Monday, March 21, 2011

Impaired Skin/Tissue Integrity | Nursing Care Plan for Cholecystectomy

Nursing diagnosis: related to Chemical substance—bile, stasis of secretions, Altered nutritional state (obesity) or metabolic state, Invasion of body structure—T-tube punctures or incision

Possibly evidenced by
Disruption of skin or subcutaneous tissues

Desired Outcomes/Evaluation Criteria—Client Will
Wound Healing: Primary/Secondary Intention
Achieve timely wound healing without complications.
Demonstrate behaviors to promote healing and prevent skin breakdown.

Nursing intervention with rationale:
1. Observe the color and character of NG and T-tube drainage.
Rationale: Initially, drainage may contain blood and blood-stained fluid, normally changing to greenish-brown (bile color) after the first several hours.

2. Maintain T-tube in closed collection system.
Rationale: Prevents skin irritation and reduces risk of contamination.

3. Check the T-tube and incisional drains; make sure they are free flowing.
Rationale: T-tube may remain in common bile duct for 7 to 10 days to remove retained tiny stones and gravel.
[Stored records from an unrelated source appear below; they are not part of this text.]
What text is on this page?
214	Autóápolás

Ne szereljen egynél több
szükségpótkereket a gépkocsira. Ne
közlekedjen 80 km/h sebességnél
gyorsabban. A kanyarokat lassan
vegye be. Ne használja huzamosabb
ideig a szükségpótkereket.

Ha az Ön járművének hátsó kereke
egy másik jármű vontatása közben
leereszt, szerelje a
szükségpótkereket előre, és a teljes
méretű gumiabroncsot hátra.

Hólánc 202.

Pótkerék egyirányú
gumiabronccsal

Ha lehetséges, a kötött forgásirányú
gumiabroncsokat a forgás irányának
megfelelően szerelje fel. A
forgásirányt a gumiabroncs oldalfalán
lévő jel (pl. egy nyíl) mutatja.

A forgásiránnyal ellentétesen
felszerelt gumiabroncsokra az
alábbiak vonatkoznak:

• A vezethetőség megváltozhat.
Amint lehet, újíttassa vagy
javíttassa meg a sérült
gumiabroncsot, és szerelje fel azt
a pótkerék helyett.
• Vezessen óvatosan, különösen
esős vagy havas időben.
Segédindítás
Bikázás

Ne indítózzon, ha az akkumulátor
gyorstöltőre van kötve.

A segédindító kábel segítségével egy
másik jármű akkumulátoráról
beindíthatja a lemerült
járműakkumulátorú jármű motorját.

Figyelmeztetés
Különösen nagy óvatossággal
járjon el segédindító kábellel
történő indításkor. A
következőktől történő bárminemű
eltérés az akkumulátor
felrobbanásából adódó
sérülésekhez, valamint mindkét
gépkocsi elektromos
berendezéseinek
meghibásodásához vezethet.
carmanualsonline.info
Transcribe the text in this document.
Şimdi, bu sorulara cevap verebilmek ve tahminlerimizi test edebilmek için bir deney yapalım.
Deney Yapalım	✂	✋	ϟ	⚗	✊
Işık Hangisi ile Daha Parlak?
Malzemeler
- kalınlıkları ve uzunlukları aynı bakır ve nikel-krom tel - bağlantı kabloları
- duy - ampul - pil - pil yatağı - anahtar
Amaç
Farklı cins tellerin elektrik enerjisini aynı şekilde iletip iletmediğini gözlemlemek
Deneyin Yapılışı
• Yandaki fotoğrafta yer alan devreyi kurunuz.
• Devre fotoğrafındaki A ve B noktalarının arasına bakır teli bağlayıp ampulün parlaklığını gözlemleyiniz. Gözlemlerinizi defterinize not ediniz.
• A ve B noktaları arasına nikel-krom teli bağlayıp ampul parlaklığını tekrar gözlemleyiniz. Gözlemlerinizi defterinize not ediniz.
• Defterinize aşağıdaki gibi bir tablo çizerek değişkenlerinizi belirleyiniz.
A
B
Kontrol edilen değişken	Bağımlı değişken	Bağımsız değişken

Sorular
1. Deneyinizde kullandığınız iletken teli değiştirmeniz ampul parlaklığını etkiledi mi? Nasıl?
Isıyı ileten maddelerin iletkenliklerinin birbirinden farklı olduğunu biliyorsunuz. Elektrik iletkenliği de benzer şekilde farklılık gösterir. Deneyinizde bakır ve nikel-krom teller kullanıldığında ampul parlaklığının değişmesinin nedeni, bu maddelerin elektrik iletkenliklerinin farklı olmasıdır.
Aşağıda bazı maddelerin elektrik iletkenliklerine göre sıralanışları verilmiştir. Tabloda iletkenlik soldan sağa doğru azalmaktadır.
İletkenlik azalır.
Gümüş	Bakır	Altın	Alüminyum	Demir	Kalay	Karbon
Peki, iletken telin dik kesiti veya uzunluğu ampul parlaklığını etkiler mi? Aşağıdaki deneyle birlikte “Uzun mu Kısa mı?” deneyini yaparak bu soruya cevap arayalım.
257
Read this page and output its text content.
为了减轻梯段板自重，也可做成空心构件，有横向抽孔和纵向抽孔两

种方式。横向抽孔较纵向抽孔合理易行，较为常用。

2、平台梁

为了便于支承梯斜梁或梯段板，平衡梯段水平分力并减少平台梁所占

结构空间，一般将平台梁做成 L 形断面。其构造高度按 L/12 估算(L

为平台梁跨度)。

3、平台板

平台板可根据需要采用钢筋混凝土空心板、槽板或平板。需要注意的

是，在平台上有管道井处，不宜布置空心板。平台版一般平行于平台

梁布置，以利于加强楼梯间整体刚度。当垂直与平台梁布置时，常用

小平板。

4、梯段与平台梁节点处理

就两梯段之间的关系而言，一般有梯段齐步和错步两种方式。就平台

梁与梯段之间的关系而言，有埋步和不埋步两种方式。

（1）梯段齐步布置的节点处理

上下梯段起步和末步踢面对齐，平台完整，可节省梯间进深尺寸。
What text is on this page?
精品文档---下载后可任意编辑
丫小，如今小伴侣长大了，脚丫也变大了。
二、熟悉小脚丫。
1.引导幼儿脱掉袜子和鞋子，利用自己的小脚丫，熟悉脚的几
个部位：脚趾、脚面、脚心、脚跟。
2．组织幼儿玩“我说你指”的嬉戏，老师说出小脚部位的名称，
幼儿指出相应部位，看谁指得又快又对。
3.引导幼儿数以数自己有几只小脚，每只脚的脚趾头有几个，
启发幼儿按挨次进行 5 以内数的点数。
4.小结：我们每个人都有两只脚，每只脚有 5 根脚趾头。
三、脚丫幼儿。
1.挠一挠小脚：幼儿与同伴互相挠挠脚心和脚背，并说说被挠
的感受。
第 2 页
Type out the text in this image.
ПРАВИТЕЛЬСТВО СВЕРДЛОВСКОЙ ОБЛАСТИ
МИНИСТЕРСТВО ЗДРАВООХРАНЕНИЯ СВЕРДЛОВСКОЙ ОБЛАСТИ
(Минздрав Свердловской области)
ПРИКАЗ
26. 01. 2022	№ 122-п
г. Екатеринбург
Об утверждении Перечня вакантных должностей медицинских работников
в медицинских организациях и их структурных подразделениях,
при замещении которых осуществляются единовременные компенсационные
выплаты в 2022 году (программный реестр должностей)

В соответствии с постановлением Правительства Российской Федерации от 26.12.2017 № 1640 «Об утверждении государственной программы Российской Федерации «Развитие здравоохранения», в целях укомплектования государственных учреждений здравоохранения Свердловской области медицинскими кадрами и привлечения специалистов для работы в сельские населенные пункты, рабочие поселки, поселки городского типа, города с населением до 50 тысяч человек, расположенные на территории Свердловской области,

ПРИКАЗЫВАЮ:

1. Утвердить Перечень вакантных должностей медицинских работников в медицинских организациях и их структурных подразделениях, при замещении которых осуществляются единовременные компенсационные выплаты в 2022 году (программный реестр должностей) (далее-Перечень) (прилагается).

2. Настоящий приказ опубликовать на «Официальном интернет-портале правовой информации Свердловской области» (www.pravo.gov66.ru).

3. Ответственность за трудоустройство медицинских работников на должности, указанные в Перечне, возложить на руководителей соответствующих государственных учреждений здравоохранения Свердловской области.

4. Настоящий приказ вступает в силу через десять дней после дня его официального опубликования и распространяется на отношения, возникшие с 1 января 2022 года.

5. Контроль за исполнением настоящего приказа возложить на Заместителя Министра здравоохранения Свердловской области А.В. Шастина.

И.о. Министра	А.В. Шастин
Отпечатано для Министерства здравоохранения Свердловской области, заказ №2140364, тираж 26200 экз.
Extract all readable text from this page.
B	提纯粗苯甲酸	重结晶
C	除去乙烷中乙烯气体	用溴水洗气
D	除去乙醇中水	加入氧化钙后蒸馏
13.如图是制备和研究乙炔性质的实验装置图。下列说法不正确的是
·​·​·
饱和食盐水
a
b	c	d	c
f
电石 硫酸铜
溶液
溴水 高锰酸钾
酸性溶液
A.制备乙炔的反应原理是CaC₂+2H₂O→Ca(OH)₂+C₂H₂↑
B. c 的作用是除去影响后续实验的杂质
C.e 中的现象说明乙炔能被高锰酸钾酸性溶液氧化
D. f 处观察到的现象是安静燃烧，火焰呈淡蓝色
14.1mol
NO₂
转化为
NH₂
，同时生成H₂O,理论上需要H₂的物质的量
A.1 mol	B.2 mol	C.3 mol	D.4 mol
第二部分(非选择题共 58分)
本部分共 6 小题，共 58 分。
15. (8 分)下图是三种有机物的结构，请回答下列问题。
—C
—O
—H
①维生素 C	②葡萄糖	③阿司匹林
Incision site drains are used to remove any accumulated fluid and bile. Correct positioning prevents backup of the bile in the operative area.

4. Anchor drainage tube, allowing sufficient tubing to permit free turning and avoid kinks and twists.
Rationale: Avoids dislodging tube and occlusion of the lumen.

5. Change dressings often initially, then as needed. Clean the skin with soap and water. Use sterile petroleum jelly gauze, zinc oxide, or karaya powder around the incision.
Rationale: Keeps the skin around the incision clean and provides a barrier to protect skin from excoriation from bile leaking outside of T-tube.

6. Apply Montgomery straps for client who had open cholecystectomy.
Rationale: Facilitates frequent dressing changes and minimizes skin trauma.

7. Use a disposable ostomy bag over a stab wound drain.
Rationale: Ostomy appliance may be used to collect heavy drainage for more accurate measurement of output and protection of the skin.

8. Place client in low- or semi-Fowler’s position.
Rationale: Facilitates drainage of bile.

9. Monitor puncture sites (three to five) if endoscopic procedure is done.
Rationale: These areas may bleed, or staples and Steri-Strips may loosen at puncture wound sites.

10. Observe for hiccups, abdominal distention, or other signs of peritonitis such as rigid abdomen, fever, and severe right upper quadrant (RUQ) abdominal pain suggesting pancreatitis.
Rationale: Dislodgment of the T-tube can result in diaphragmatic irritation or more serious complications if bile drains into abdomen or pancreatic duct is obstructed.